Un dossier important par la présence de ses spécialités sur le marché était abordé ce matin par la commission d’AMM. Comme le rapporte son président, le Pr Daniel Vittecoq, « la question à laquelle nous devions répondre était de déterminer si le rapport bénéfice/risque des extraits de Ginkgo biloba est favorable ? ... Notre avis est uniquement consultatif. »

Les données, essentiellement anciennes, sur ces molécules ne plaident pas en faveur d’un rapport bénéfice/risque défavorable. De fait, explique le Pr Vittecoq, le risque lié à leur prescription est quasiment nul. Mais, poursuit-il, leur bénéfice n’apparaît pas nettement non plus. Dans l’éventail des indications de ces extraits végétaux se trouve, par exemple, la dégénérescence maculaire liée à l’âge. Cette indication ancienne, en raison de l’absence d’efficacité thérapeutique, constitue une perte de chances pour le patient. À l’opposé, au cours des acouphènes, en l’absence de traitement à l’efficacité démontrée, cette notion de perte de chances n’est plus de mise. Pour ces raisons, la commission d’AMM a donné « un avis défavorable » au titre de l’absence de bénéfice avec perte de chances.

Cependant, ajoute Daniel Vittecoq, il n’y a pas d’urgence à statuer. La décision va remonter au niveau européen. En raison de l’hétérogénéité des indications, peut-être les extraits de Ginkgo biloba reviendront-ils avec certaines indications reconnues.
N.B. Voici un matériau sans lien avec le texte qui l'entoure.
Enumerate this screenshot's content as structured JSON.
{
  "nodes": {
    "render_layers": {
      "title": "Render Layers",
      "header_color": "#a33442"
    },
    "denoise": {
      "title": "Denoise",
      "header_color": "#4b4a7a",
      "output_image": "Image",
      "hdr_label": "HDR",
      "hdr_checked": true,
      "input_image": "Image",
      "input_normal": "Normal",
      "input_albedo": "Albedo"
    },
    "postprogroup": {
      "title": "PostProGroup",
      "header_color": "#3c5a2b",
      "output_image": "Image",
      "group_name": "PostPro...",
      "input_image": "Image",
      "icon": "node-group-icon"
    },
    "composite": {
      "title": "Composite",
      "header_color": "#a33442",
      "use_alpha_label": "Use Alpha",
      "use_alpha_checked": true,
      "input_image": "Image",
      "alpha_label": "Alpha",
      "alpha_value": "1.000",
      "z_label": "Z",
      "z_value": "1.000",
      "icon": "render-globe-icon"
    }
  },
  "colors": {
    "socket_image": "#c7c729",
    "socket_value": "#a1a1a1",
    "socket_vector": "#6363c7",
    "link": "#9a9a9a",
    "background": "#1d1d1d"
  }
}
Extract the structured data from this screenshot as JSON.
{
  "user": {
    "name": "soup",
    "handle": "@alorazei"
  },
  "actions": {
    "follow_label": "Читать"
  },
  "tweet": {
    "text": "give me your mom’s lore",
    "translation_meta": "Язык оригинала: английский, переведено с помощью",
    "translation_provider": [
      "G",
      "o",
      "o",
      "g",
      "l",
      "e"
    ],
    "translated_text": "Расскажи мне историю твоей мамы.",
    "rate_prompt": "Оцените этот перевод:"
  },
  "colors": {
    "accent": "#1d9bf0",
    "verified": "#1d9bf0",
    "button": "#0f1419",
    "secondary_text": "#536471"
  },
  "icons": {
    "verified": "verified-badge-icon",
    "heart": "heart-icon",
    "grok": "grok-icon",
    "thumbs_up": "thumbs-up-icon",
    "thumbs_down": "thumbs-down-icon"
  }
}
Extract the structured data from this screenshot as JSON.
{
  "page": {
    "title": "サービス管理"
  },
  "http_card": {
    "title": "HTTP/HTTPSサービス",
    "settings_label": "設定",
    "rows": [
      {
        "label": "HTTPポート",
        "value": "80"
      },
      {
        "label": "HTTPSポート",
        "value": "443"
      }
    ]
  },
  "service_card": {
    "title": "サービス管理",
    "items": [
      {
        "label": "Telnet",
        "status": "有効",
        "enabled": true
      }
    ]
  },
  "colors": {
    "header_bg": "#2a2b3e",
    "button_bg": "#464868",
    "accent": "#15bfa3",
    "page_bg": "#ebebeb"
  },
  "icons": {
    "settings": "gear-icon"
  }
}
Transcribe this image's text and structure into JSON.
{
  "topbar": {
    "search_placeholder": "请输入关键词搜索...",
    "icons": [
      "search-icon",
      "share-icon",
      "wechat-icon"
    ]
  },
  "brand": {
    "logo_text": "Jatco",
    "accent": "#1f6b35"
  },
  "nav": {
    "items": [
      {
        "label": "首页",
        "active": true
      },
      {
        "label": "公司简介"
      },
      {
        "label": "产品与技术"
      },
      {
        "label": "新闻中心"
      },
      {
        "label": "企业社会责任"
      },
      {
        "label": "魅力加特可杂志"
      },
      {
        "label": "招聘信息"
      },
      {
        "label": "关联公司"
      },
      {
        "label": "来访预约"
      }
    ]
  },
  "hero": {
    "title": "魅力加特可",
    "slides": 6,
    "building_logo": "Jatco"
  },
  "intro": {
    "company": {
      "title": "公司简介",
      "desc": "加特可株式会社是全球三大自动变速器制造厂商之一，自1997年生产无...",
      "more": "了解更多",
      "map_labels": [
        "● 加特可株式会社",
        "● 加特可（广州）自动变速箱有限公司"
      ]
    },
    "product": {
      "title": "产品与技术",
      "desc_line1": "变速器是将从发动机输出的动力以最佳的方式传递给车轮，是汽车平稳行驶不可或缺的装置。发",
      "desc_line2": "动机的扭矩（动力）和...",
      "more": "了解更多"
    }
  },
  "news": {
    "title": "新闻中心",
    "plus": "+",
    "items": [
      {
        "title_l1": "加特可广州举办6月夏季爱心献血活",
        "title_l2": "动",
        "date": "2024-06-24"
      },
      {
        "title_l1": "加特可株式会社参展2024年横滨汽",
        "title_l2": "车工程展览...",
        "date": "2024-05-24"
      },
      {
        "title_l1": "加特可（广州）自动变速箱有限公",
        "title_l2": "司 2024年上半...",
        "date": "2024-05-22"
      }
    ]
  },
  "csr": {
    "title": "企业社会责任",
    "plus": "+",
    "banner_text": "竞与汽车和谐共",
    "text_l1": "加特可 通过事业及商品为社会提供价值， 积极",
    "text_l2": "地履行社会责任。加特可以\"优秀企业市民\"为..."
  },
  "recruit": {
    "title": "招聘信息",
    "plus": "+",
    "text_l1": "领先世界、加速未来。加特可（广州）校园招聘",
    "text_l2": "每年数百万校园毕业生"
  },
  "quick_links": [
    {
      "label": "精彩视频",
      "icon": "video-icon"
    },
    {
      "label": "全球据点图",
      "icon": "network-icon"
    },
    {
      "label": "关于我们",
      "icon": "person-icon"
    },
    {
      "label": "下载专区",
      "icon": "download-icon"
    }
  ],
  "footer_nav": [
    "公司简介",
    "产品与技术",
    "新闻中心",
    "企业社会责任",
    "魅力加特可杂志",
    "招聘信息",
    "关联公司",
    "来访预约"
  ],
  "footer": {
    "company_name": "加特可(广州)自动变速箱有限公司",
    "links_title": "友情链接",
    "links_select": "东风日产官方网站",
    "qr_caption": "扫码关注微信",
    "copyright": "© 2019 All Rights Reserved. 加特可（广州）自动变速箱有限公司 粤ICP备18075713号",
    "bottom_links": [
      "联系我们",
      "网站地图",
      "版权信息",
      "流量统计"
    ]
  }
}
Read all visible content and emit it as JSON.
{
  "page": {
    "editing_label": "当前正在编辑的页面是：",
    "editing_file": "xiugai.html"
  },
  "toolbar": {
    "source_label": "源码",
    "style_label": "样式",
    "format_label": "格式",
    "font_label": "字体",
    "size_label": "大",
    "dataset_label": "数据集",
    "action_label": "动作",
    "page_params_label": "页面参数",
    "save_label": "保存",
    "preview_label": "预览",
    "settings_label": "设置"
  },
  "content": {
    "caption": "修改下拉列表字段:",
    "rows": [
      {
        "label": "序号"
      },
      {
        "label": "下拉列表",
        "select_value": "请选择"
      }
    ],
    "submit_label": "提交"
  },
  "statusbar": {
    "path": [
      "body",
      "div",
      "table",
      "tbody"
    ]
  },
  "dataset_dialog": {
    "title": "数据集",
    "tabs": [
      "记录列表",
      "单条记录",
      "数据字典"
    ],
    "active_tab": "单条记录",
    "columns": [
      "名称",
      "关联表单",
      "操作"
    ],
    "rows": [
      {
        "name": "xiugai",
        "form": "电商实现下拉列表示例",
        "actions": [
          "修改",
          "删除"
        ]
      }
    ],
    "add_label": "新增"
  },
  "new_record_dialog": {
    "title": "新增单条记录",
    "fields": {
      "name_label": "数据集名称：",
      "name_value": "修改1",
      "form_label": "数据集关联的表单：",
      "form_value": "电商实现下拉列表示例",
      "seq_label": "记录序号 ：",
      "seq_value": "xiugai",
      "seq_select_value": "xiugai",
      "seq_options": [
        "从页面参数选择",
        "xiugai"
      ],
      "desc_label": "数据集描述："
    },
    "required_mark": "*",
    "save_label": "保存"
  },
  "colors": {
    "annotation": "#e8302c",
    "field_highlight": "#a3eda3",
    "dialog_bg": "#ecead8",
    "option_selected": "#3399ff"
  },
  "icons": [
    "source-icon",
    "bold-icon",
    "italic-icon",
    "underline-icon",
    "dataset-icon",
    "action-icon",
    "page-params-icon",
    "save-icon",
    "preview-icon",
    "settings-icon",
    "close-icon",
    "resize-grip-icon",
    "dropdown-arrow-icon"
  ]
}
Cette réévaluation est un processus dont le début remonte à quelques années, notamment en raison des prescriptions dans les démences ou les artériopathies oblitérantes des membres inférieurs. En outre, voici 2 à 3 ans, le service médical rendu de ces molécules avait été jugé insuffisant. Autant de raisons qui ont fait saisir la commission d’AMM dans le cadre d’une réflexion conjointe avec la Haute Autorité de santé.

Les extraits de Ginkgo biloba sont utilisés de façon ancestrale dans le monde entier. Leur AMM date de 1974 avec, donc, une évaluation telle que réalisée à l’époque. Les indications portent sur plusieurs spécialités : ORL, ophtalmologie, cardiologie (versant vasculaire).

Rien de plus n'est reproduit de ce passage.